Marcia Rowe, Gleaner Writer
Lee Daniels' The Butler is a compelling period drama. It traverses the life journey of an African-American butler named Cecil Gaines, whose exposure and experiences illustrate repulsion, resignation, grief and finally amazement as he travels from the harshness of cotton plantation life to a ritualistic orderly life as a butler in the White House.
The creatively written and well directed film is nicely executed with fine acting by Forest Whitaker (Cecil), Oprah Winfrey (Gloria, Cecil's wife), David Oyelowo (Louis, Gaines eldest son) and Cuba Gooding Jr (Gaines' co-worker).
The story begins in 1926 when young Cecil witnesses the killing of his father by a son of their Caucasian owner because Gaines senior asked him to desist from raping his wife. Subsequently, after a stint in the big house as a house slave, as well as living with a mentally deranged mother, Cecil finds the condition unbearable and decides to leave, but his decision leads to more hardship before finding a job as a waiter at a hotel in Washington DC, and sometime later, asked to work at the White House where he served five Presidents - Eisenhower, Kennedy, Johnson, Nixon and Reagan.

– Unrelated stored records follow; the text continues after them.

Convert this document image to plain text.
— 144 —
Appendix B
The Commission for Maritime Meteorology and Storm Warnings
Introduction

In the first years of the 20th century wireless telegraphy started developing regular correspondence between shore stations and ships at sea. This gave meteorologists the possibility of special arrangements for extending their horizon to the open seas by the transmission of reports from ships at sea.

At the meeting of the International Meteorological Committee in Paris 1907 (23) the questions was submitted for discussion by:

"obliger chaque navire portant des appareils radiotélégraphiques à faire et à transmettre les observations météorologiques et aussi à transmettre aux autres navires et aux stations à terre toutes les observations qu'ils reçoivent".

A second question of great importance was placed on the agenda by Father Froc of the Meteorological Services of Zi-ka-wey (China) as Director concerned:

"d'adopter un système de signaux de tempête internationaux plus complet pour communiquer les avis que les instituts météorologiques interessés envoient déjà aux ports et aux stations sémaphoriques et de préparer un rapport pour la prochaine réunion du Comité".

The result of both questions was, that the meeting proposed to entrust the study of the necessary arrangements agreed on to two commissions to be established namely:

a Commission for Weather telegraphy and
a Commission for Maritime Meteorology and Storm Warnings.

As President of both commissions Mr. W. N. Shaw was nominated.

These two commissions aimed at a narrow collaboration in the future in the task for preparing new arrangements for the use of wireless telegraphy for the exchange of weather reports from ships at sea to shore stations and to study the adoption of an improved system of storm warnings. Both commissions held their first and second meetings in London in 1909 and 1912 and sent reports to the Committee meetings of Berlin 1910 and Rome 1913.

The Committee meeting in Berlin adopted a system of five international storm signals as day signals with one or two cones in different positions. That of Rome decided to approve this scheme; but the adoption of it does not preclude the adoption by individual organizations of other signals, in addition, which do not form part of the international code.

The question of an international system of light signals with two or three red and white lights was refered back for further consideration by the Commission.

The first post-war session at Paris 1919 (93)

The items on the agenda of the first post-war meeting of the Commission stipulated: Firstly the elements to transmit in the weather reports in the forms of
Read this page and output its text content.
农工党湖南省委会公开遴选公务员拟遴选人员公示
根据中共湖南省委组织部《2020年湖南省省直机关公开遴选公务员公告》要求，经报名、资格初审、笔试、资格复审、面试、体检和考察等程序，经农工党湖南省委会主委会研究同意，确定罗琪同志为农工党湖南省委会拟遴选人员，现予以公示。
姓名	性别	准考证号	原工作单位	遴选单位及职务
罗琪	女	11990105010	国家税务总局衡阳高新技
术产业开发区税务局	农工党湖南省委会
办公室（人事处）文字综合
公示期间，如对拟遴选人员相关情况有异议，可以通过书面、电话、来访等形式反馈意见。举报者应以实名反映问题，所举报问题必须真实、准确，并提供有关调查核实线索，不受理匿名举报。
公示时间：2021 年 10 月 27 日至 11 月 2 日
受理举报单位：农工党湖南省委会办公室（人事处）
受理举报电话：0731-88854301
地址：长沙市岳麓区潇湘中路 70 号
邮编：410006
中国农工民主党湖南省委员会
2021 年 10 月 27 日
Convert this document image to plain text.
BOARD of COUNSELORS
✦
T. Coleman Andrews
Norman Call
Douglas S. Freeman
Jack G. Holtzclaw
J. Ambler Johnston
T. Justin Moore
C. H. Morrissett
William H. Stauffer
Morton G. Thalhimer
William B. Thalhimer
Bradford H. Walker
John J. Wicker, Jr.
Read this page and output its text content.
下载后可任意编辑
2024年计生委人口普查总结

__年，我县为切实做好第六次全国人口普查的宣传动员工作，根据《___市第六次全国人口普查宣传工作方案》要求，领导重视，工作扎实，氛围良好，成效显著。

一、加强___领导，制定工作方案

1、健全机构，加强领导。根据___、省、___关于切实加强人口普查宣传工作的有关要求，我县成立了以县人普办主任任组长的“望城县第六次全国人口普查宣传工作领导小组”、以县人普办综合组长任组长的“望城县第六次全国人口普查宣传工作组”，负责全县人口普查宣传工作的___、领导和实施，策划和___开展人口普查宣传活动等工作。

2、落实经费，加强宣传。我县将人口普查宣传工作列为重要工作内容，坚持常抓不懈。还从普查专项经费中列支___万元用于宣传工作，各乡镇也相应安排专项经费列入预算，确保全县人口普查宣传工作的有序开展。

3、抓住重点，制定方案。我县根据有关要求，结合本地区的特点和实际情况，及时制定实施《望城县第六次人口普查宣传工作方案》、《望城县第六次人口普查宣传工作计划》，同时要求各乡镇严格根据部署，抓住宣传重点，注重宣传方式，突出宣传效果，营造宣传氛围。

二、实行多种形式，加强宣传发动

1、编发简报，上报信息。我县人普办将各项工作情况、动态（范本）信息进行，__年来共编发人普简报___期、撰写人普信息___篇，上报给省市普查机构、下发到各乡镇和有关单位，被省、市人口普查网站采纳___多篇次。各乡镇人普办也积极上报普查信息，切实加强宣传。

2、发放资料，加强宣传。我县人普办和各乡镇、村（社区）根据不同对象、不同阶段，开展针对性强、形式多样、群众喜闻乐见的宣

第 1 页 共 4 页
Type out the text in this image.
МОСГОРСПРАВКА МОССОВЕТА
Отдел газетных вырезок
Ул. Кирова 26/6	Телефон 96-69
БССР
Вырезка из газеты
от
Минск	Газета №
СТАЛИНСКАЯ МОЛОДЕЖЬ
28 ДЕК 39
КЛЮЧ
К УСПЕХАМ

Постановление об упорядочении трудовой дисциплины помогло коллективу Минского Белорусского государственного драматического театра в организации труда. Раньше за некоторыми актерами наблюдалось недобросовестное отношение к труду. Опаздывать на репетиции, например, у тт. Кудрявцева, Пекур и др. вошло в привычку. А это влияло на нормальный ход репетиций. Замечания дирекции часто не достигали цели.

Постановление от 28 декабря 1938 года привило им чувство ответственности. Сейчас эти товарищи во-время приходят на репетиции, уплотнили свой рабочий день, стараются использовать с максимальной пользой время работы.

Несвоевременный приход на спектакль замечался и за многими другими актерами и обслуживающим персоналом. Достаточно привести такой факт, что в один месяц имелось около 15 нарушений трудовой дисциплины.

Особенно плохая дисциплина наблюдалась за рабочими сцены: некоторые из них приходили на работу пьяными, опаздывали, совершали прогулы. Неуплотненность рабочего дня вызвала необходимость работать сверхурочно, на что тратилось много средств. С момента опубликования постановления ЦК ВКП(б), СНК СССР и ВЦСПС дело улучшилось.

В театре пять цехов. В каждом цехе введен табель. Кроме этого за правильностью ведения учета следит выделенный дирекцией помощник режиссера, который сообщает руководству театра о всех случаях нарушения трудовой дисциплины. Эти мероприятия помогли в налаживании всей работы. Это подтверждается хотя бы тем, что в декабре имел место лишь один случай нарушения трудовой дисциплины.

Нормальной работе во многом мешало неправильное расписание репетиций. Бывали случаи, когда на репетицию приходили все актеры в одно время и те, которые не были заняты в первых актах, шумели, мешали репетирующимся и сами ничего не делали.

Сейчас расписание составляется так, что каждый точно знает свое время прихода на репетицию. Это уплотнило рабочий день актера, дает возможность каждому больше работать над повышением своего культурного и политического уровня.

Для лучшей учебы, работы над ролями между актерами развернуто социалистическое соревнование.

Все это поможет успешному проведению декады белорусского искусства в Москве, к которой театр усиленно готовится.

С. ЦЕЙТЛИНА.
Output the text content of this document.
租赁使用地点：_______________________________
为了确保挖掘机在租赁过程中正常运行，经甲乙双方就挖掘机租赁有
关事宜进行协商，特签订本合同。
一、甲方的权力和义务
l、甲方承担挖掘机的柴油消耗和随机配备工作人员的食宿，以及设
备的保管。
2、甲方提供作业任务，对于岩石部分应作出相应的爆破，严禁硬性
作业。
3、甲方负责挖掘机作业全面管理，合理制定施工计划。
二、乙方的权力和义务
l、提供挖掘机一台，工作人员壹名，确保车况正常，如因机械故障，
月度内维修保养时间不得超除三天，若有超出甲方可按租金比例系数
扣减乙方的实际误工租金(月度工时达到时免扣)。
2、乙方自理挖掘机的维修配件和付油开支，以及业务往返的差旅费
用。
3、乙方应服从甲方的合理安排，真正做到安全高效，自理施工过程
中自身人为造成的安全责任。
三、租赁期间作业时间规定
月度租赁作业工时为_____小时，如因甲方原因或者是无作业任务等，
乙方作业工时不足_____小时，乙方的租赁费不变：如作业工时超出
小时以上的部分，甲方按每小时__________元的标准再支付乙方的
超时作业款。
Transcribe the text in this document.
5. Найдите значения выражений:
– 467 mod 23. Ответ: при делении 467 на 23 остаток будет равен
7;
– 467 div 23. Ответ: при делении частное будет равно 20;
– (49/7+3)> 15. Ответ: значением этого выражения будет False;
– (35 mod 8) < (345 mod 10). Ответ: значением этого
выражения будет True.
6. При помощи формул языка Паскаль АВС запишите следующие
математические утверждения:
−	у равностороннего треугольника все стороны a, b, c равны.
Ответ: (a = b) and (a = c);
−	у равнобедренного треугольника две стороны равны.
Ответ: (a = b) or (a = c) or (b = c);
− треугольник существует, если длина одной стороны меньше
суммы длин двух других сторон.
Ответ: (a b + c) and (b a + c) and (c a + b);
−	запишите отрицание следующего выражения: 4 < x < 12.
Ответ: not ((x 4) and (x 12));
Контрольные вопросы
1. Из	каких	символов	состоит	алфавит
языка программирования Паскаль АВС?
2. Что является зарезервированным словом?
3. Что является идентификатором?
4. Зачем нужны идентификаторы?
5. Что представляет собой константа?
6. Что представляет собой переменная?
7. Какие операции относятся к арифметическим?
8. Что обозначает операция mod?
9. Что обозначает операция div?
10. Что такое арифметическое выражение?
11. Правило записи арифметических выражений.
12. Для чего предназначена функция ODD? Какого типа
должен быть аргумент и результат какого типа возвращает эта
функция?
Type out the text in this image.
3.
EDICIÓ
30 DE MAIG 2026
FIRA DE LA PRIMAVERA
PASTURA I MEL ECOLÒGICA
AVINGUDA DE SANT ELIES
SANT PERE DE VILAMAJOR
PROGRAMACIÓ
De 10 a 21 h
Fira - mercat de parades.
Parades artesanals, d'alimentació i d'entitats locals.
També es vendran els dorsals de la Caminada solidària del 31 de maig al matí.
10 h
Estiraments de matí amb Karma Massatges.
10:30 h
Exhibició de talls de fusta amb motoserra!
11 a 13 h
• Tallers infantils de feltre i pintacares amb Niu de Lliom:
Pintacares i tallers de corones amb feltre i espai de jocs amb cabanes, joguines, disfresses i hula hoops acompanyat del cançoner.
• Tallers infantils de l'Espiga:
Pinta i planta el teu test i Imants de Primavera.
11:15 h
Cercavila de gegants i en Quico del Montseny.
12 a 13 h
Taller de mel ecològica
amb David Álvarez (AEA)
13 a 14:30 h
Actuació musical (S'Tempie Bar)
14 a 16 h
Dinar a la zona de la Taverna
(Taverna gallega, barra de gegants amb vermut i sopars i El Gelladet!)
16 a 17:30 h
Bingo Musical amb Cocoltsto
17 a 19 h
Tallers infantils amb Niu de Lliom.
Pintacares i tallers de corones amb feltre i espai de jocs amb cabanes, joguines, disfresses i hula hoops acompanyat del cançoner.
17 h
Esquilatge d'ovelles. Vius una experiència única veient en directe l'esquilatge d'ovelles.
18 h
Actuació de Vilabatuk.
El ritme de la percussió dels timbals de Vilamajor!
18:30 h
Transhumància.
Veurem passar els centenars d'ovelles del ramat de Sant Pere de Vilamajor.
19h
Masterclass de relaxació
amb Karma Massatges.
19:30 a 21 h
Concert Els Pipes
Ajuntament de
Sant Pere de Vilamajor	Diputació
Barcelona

But the Danny Strong-written script, seen on Sunday at the Palace Cineplex, Sovereign Centre, is more than just about servitude, it is about paradoxes. This was evident in Cecil's son, Louis, who spent his college life getting involved in various civil-rights movements, including being a member of the notorious Black Panther, while he, Cecil, is the obedient, muted butler. Charles (Elijah Kelly), Cecil's younger son, sums up Cecil's dilemma in addressing his brother who is against him going to fight in Vietnam: "I fight for my country and you fight against your country." Cecil, too, had his fights of a different nature.
However, the most powerful paradoxical action was the alternating Louis and his fellow activists sitting in a white only area in a restaurant. While insults and abuses rain on Louis, simultaneously in Washington, his father along with his butler colleagues set the dining table at the White House with a meticulous militancy.
The actors were all fantastic in their roles. Winfrey was stellar in depicting the varied degree of emotions required for Gloria, who shows little interest in her husband's employment. Instead, she spends her days drunk. On the other hand, Whitaker captured the chameleon nature of Cecil, and as such, gave marvellous portrayals of the unresponsive Cecil at work and the expressive father and husband. But the best transformation came from British-born Oyelowo, who sacrificed his native accent to create a Louis who was defiant, focused and determined.
In general, the film is well presented and worth seeing. Not only does the story parallel significant civil-rights flash points, but it also concludes with Cecil returning to the White House at the invitation of the first African-American president, Obama, and ultimately puts Martin Luther King Jr's I Have a Dream speech into some context. Go see what it is.